Bis in die 1980er Jahre waren die Niederlande hauptsächlich bekannt für Grafikdesign. Zeitgenössisches niederländisches Design nahm in den 1980er Jahren mit Designern wie . richtig Fahrt auf Benno Premsela.[4] Ende der 80er Jahre wurde der Begriff Dutch Design populär. Der Begriff war eng mit einer Gruppe niederländischer Designer verbunden, die vor allem seit den 1990er Jahren internationale Anerkennung erlangten. Diese schließen ein Maarten Baas, Jürgen Bey, Richard Hutten, Hella Jongerius, Wieki Somers, Hester van Eeghen und Marcel Wanders. Auch international renommierte Designagenturen und Kollektive wie Trocken und nett trug zur wachsenden Bedeutung des niederländischen Designs auf der Salone del Mobile im Mailand und andere große Design-Events.[3] Allgemeiner würde der Begriff niederländisches Design auch Modedesigner wie z Viktor & Rolf und Architekten wie Rem Koolhaas und Francine Houben kann beinhalten.

Ausbildungen

Der Aufstieg des niederländischen Designs wurde durch den Zugang zu hochwertigen Designkursen ermöglicht. Das Design-Akademie im Eindhoven hat eine Reihe namhafter Designer hervorgebracht und genießt international hohes Ansehen und wird als "ohne Frage die beste Designakademie der Welt" bezeichnet.[5] Eine weitere hoch angesehene niederländische Designausbildung wird an der Gerrit Rietveld Akademie im Amsterdam.
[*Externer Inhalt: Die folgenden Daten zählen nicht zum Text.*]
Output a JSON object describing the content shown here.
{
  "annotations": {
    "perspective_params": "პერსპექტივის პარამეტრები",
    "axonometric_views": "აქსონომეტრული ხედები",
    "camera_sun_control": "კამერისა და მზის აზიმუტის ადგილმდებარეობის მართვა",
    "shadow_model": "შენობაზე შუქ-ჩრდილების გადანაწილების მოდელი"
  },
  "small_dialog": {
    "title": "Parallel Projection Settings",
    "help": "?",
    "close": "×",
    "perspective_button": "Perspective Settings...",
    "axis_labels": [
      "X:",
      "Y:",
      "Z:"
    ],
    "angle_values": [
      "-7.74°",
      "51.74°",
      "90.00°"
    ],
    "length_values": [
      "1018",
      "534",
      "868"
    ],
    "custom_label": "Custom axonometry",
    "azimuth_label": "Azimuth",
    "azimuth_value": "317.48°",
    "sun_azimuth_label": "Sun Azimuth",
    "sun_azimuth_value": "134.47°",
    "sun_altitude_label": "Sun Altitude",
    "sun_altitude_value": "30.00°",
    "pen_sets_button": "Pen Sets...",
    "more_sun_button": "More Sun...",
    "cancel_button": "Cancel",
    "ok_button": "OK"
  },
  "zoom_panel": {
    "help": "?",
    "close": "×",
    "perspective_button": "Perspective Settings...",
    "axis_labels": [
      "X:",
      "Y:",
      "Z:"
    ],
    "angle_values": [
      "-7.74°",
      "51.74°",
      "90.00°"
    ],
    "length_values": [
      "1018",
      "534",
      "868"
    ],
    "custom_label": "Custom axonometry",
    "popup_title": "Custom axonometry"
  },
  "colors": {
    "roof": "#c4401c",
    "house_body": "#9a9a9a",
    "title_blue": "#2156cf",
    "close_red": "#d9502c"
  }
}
Staatliche und geschäftliche Unterstützung

Ein zweiter Erfolgsfaktor von Dutch Design ist die staatliche Förderung junger Designer. Finanzielle Unterstützung durch das 1988 gegründete Fonds BKVB hat es Designstudenten ermöglicht, sich nach Abschluss des Studiums sofort als selbstständige Unternehmer zu etablieren.[3]

Auch die Unternehmensförderung spielte eine wichtige Rolle. In den Niederlanden ist Design zu einem integralen Bestandteil des Produktionszyklus geworden. Designer sind in die frühesten Phasen des Innovationsprozesses und des Produktentwicklungszyklus eingebunden. Der niederländische Elektronikhersteller Philips beschäftigt beispielsweise weltweit rund 450 Designer.[1]

Preis

Das Niederländische Designpreise werden jährlich während der Niederländische DesignwocheVeranstaltung in Eindhoven.

Externe Links

Jährliche Veranstaltungen

Einmalige Ereignisse

Webseiten

Siehe die Kategorie Design der Niederlande von Wikimedia Commons für Mediendateien zu diesem Thema.